Высокие ступени - страница 36
«Мне не свойственно мыслить возвышенно. С детства я горблюсь, на небо гляжу, лишь когда слышу треск самолета или когда колеблюсь, – надеть ли мне дождевик. В остальное время я гляжу под ноги, то есть на грязный, обшмыганный снег, на лужи, окурки, плевки». Угодив в немецкий лагерь (речь, напоминаю, идет о Первой мировой войне), «я… скулил и всячески проклинал культуру, писал все, что писать русскому писателю при подобных обстоятельствах полагается: “Россия – Мессия, бес – воскрес, Русь – молюсь, смердящий – слаще”». Реальный Илья Эренбург устремился в Россию делать историю, а его персонаж Илья Эренбург в дни октябрьского переворота сидел в каморке, жевал холодную котлету и цитировал Тютчева: «Счастлив, кто посетил сей мир…». «Проклятые глаза, – косые, слепые или дальнозоркие, во всяком случае, нехорошие. Зачем видеть тридцать три правды, если от этого не можешь схватить, зажать в кулак одну, пусть куцую, но свою, родную?»

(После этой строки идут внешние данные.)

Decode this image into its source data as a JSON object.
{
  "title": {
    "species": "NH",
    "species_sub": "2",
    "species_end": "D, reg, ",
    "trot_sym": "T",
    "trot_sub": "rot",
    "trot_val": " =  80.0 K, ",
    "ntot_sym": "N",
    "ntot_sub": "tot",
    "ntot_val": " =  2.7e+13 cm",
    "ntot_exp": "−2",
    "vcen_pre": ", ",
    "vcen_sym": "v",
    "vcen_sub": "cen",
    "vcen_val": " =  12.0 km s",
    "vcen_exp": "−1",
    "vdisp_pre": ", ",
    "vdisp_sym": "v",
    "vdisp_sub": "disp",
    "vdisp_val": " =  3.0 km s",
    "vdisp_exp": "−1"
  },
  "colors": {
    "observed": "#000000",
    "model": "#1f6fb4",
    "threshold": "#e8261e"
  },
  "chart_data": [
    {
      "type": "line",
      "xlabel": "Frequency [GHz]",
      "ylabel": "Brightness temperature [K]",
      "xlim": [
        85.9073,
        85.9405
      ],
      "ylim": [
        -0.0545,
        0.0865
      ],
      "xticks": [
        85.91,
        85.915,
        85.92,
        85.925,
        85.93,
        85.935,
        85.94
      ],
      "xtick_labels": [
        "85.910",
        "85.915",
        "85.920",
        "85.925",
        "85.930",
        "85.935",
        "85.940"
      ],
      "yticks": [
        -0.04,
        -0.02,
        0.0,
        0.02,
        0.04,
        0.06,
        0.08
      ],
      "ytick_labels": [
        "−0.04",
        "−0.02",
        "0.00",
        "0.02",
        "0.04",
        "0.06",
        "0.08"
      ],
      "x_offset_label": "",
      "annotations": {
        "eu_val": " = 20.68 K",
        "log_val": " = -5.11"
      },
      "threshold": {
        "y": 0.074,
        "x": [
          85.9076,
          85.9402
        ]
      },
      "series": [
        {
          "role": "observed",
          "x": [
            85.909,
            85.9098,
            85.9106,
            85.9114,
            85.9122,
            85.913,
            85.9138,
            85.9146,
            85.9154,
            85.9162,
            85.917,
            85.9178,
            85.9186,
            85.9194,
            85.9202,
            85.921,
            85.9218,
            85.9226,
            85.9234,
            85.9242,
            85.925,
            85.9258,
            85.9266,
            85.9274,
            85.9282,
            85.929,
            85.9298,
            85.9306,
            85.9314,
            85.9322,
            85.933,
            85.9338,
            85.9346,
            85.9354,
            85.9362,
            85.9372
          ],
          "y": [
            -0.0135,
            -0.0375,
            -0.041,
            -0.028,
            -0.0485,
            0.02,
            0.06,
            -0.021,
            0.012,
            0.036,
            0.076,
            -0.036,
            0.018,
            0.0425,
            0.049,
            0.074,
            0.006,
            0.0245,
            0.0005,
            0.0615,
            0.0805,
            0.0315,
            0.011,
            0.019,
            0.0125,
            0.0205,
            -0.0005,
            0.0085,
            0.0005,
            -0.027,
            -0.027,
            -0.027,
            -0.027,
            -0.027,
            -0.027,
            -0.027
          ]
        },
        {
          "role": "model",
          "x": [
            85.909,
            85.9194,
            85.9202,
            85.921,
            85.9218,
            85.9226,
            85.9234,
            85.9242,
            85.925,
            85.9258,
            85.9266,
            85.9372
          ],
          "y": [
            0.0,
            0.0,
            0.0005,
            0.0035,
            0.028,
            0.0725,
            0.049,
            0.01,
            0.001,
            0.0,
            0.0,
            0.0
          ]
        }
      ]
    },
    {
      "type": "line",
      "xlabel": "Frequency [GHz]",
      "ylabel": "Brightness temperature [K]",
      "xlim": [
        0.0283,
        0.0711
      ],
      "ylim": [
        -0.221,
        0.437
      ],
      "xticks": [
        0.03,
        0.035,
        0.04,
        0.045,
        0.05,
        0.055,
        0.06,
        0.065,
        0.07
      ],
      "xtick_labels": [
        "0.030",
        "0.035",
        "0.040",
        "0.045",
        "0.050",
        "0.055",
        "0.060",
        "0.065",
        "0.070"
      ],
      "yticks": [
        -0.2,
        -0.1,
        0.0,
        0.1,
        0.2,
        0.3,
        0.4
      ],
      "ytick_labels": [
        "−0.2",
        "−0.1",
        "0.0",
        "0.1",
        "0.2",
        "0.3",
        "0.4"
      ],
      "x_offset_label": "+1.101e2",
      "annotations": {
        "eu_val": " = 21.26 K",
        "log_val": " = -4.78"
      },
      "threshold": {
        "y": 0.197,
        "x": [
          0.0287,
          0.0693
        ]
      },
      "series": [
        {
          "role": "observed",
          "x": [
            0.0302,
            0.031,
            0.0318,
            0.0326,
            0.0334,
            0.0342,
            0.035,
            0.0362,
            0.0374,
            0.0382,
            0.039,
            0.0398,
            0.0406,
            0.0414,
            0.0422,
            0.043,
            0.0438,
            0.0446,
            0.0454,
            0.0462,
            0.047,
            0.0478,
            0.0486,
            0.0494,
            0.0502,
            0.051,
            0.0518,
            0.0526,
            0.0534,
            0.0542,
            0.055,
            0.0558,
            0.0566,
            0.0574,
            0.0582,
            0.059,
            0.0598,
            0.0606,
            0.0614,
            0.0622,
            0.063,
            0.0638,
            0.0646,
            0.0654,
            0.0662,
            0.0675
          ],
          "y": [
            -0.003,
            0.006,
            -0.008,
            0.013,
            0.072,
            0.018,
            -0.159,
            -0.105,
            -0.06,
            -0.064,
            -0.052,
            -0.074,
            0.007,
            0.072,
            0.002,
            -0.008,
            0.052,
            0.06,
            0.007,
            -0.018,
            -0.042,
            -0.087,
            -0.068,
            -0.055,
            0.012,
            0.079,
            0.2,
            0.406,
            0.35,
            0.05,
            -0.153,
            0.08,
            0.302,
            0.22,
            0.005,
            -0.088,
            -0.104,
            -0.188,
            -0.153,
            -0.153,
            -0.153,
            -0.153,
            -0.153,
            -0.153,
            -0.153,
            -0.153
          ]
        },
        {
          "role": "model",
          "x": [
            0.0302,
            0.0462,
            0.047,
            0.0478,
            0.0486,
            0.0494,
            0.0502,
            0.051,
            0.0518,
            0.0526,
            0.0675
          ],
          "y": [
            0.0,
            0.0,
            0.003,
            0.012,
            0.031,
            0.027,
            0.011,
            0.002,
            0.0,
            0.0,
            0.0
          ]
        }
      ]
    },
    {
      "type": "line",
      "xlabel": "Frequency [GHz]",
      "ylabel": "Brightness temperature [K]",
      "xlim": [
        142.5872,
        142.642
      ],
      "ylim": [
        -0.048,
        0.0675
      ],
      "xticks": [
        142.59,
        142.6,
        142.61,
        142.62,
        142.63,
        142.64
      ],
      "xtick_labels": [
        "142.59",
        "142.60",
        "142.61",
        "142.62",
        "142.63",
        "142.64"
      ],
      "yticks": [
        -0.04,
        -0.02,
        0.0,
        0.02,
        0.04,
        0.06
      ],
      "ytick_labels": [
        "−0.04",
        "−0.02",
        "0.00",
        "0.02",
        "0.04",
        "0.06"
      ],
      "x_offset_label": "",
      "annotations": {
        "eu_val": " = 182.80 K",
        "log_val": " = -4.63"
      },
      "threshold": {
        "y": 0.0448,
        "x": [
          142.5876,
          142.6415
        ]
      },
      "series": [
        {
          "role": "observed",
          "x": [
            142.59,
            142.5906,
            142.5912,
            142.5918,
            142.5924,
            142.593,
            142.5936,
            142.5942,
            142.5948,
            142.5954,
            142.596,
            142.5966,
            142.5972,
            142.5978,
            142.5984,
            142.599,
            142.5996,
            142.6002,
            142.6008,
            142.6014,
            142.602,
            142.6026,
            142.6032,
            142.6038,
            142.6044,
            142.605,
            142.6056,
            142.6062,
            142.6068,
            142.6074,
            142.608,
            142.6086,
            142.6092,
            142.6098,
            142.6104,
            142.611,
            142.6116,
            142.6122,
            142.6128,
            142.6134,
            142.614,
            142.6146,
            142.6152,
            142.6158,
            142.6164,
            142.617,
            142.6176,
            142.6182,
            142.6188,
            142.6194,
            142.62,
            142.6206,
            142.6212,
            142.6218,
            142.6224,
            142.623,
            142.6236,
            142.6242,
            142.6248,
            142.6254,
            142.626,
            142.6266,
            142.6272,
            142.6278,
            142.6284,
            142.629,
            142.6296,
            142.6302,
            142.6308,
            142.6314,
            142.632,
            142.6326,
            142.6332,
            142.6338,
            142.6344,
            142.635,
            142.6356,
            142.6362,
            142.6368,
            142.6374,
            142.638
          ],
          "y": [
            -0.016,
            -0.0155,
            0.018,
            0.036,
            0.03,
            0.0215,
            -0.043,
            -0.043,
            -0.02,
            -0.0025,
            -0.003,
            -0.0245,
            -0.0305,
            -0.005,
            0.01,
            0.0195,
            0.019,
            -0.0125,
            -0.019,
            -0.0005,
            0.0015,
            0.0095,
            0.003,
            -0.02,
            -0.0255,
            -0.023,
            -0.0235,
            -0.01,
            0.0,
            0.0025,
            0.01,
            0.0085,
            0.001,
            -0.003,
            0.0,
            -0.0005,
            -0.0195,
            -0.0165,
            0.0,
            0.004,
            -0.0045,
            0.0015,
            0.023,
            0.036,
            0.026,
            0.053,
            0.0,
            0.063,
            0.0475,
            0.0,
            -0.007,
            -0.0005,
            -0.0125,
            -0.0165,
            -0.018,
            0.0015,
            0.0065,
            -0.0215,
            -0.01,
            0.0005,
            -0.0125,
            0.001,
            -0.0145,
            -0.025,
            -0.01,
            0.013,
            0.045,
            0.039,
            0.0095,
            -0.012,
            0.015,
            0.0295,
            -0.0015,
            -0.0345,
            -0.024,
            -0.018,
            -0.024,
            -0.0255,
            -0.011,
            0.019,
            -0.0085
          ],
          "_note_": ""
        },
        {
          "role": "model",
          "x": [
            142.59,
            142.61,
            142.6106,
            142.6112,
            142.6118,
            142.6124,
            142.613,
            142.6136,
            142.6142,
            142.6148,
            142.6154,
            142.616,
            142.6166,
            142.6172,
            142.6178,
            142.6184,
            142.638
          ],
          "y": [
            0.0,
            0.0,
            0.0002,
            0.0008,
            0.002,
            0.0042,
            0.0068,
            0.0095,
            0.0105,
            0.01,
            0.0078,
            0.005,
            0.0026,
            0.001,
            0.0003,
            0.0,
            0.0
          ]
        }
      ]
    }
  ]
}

Похоже, патетическую часть своей личности Эренбург передал демоническому Учителю и Провокатору, а скептическую – Илье Эренбургу, «автору посредственных стихов, исписавшемуся журналисту, трусу, отступнику, мелкому ханже, пакостнику с идейными задумчивыми глазами». Менее циничный писатель наверняка поступил бы обратным образом. И самолично воспел бы индустриальное будущее, когда «Парфенон будет казаться жалкой детской игрушкой в столовых исполинских штатов. Пред мускулами водокачки застыдятся дряблые руки готических соборов. Простой уличный писсуар в величье бетона, в девственной чистоте стекла превзойдет пирамиду Хеопса». Но Эренбург-персонаж убежден, что если из двух слов «да» и «нет» потребуется оставить только одно, дело еврея держаться за «нет».
Это лучше всего удавалось и Эренбургу-художнику: «культурных» пошляков и лицемеров в своих первых романах он изображает с такой проникновенной ненавистью и даже некоторой живописной роскошью, что становится ясно: при всей своей международной известности и звании советского классика свой главный талант Эренбург зарыл-таки в землю. Он мог бы сделаться советским Свифтом, но эпоха требовала не издеваться над своими глупостями и мерзостями, а воспевать себя, к чему Эренбург был наименее приспособлен природой своего отнюдь не бытописательского дарования. Его героями были не индивиды, но идеи, мечты, типы, народы, социальные группы. Он, если угодно, был певец обобщений, что настрого воспрещалось в эру идеологически выдержанного неопередвижничества.
Нет, Эренбургу и даже его однофамильцу был все-таки не чужд и пафос: «Только обросшие жиром сердца не поймут трогательного величия народа, прокричавшего в дождливую осеннюю ночь о приспевшем рае, с низведенными на землю звездами и потом занесенного метелью, умолкшего, героически жующего последнюю горсть зернышек, но не идущего к костру, у которого успел согреться не один апостол».
А в 1922 году в книжке «А все-таки она вертится!» (издательство «Геликон», Москва – Берлин) Эренбург в совершенно
футуристическом и едва ли даже не фашистском духе воспел «конструкцию», волю и душевное здоровье, граничащее с кретинизмом («свежая струя идиотизма, влитая в головы читательниц Бергсона и Шестова»).
НОВОЕ ИСКУССТВО
ПЕРЕСТАЕТ
БЫТЬ ИСКУССТВОМ.
«Кончены башни из слоновой кости. Вместо Парнаса – завод, вместо Ипокрены – литр «Пикколо» или кружка пива. Художник живет в месте с простыми смертными, их страстями и буднями».